Timeline and Case Documents

In The News

West Haven Can Build a Shopping Mall Without Bob’s Property—It Just Doesn’t Want To

Bob McGinnity is not against development in West Haven—in fact, he has offered to sell his large backyard to the city for use in the shopping center, provided he and his uncle get to stay in their homes. City officials have refused to even consider his offer. Building around Bob and his uncle would require the relocation of a few small stores, at the most—a small price to pay to avoid destroying a retiree’s childhood home and throwing his elderly uncle out of his last remaining refuge.

In other words, this case does not present a choice between letting retirees stay in their homes and having economic development in West Haven. This case presents a choice between letting retirees stay in their homes and building this specific strip mall design. Faced with both choices, West Haven has decided that the retirees must go.

Bob and Michael do not know where they will go if they lose their homes. But they do know they have a right to stay and to keep what they have worked all their lives for.

Like Kelo, But Worse—Much Worse

Under the power of eminent domain, the government can take private property. For years, the Fifth Amendment to the U.S. Constitution and similar provisions in state constitutions greatly restricted this power. Under the Constitution, eminent domain must be for a “public use” and provide “just compensation” to the property owner. Traditionally, these “public uses” have been understood as public projects such as schools, roads, infrastructure and public utilities.

Unfortunately, the U.S. Supreme Court dramatically expanded this power and gave the green light for local and state governments to abuse eminent domain in the now infamous Kelo v. New London decision.

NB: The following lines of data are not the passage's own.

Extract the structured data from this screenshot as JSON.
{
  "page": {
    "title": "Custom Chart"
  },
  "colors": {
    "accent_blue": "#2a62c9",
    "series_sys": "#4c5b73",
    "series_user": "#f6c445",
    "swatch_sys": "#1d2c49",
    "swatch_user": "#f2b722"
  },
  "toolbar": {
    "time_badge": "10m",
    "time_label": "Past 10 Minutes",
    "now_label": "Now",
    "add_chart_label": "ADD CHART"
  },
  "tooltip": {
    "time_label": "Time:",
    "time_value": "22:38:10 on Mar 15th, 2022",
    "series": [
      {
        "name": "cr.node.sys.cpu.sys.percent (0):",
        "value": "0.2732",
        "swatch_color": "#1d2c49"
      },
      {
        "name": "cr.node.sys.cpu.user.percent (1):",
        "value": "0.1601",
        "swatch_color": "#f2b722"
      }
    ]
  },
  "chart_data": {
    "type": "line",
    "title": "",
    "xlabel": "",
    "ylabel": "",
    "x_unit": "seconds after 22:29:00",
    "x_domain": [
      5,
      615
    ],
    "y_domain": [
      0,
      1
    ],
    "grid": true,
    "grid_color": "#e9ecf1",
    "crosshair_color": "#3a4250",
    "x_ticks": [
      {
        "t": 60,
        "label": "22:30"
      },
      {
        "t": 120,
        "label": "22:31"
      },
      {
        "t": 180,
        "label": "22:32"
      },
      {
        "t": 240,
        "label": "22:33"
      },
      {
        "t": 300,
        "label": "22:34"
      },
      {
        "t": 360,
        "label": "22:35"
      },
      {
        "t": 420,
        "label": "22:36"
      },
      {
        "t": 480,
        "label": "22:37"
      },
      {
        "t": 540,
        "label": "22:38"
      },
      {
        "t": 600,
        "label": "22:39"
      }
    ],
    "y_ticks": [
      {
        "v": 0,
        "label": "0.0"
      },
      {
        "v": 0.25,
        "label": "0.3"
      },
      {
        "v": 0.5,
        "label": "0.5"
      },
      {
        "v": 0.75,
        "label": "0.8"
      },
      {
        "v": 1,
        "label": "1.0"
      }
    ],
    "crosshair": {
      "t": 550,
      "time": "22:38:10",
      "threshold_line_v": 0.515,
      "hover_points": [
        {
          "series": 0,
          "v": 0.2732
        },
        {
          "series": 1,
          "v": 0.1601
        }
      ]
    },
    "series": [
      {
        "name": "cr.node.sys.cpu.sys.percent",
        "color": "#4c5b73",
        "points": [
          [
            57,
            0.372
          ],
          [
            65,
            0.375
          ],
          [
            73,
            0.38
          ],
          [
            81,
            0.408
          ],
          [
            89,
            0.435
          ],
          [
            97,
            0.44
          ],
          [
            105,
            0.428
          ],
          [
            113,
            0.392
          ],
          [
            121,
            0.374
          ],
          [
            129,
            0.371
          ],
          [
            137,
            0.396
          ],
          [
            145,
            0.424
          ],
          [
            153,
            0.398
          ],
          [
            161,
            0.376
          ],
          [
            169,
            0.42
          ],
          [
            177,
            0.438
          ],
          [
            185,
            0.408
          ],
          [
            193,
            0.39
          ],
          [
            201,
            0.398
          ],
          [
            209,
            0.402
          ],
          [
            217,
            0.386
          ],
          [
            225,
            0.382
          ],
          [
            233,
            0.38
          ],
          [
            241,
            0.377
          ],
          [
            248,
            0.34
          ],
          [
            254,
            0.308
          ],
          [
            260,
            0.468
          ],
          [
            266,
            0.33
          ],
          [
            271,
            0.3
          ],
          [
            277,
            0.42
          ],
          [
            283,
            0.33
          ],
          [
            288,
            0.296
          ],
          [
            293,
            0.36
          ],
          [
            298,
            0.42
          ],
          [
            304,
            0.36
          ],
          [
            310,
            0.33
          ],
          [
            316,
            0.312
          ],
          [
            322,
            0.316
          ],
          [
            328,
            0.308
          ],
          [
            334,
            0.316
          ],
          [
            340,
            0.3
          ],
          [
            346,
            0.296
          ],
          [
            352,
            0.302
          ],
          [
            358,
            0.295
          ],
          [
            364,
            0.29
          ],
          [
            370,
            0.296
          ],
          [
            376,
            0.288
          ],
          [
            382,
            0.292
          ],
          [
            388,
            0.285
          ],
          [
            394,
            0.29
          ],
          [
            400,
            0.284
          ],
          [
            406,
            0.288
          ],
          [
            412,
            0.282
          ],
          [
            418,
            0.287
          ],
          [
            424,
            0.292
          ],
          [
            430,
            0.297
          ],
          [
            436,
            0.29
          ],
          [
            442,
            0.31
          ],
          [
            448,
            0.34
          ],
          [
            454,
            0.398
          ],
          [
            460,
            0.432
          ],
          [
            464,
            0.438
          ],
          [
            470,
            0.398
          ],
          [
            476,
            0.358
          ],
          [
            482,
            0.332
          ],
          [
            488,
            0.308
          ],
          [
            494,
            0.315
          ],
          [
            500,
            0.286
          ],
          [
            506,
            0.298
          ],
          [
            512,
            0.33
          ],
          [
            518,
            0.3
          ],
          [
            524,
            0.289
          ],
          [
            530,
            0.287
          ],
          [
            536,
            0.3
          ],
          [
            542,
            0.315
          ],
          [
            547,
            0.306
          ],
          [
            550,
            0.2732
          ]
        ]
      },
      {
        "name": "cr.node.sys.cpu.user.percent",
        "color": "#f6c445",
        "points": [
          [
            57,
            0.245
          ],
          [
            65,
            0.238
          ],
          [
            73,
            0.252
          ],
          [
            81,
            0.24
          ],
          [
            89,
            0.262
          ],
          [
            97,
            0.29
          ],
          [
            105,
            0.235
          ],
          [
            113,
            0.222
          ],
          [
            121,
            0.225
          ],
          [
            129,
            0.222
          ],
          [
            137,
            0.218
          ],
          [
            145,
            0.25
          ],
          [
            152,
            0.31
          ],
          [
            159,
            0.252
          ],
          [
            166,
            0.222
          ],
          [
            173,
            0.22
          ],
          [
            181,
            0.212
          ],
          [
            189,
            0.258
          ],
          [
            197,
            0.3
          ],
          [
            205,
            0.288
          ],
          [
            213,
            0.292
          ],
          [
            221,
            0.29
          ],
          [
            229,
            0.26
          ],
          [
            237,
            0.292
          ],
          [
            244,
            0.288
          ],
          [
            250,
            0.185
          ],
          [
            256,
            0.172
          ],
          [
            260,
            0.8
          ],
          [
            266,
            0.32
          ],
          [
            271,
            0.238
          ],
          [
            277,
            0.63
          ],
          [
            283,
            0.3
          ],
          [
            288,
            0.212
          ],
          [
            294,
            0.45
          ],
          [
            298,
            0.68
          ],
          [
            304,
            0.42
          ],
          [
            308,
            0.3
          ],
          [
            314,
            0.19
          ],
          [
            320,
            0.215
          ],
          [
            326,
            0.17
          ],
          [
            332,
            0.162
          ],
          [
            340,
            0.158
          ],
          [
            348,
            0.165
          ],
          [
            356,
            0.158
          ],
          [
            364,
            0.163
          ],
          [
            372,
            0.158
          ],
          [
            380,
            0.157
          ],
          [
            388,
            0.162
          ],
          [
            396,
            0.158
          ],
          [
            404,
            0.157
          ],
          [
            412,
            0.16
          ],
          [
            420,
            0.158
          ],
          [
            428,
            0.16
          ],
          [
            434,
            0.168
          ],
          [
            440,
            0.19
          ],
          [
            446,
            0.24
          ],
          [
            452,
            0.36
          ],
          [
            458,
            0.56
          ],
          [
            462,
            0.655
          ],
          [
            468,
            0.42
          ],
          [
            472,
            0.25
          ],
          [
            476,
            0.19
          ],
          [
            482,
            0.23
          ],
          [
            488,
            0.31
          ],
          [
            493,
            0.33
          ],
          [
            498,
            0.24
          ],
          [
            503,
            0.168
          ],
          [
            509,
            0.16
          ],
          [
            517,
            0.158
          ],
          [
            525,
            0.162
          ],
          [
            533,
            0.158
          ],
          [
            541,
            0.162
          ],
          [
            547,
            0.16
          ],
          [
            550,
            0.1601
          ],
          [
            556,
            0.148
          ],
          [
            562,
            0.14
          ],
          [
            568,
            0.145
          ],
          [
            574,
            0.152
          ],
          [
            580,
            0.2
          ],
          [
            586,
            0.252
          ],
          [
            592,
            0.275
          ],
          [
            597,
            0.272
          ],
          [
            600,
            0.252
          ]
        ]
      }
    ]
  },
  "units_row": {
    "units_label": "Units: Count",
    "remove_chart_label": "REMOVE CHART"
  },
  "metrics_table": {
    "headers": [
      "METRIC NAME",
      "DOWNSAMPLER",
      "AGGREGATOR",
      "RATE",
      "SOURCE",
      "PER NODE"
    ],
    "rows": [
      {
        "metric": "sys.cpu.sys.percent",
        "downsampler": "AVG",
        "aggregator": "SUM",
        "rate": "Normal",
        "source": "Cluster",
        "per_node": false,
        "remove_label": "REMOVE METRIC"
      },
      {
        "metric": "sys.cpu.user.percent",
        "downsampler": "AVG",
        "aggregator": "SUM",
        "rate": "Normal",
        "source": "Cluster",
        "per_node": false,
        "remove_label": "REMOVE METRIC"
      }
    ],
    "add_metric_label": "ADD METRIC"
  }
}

IJ represented Susette Kelo and other homeowners in New London, Connecticut to save their homes from being demolished. But in a narrow 5-4 decision, the Supreme Court instead upheld the taking of their homes under the guise of “economic development.”

That decision led to immediate public outcry. It is no exaggeration to say that the Kelo case represents the most reviled Supreme Court decision in modern history. And that outcry led to real results: 44 states have changed their laws to make Kelo-style takings more difficult and nine state high courts have either rejected the Kelo rule under their own constitutions or otherwise strengthened protections for property owners in the wake of the decision.

Kelo was wrong when it was decided and it remains wrong today. But this case is dramatically worse than Kelo. In Kelo, the Connecticut courts and the U.S. Supreme Court agreed with the age-old proposition that the government cannot take private property from Person A merely to give it to Person B. The Kelo courts upheld the takings there because the city of New London came up with its redevelopment plans first on its own. The takings could not be characterized as merely a transfer from A to B because the city had not identified a developer before drafting its plans.

Here, though, the process happened in reverse. Rather than West Haven coming up with its own plan, as in Kelo, The  Haven Group, LLC, a private company run by Greenwich developer Sheldon Gordon and Dallas real estate investor Ty Miller, proposed building a strip mall for its own private benefit on land that the company did not own. Gordon and Miller told the city to condemn and the city eagerly complied.

Simply put, Kelo said the government could use private developers as part of a broader scheme for redevelopment, but this case is about a private developer using the government for its own ends. Because of this key difference, Bob and his family have filed a state-court lawsuit against the city of West Haven and its redevelopment agency to establish that the proposed condemnations violate both the Fifth Amendment to the U.S. Constitution and Article I, section 8, of the Connecticut Constitution. The courts should take this opportunity either to repudiate the excesses of the Kelo decision or, at minimum, verify that the limits outlined in Kelo have real teeth. Bob’s childhood home, along with the constitutional rights of millions of Americans, hangs in the balance.

Eminent Domain on the Rise

Eminent domain abuse has been at a standstill for nearly a decade as a result of two overlapping factors. First, the public backlash against the Kelo decision made eminent domain toxic and local government officials responded accordingly. Attempts to use public power for private gain led to long court fights, public outrage, and ultimately, an enormous waste of public resources. Those basic facts have caused sensible officials to steer far clear of fights like this. At the same time, the 2008 economic crisis resulted in a massive crash in property values across the country. In that economic environment, the temptation to use government power to engage in real estate speculation was substantially diminished.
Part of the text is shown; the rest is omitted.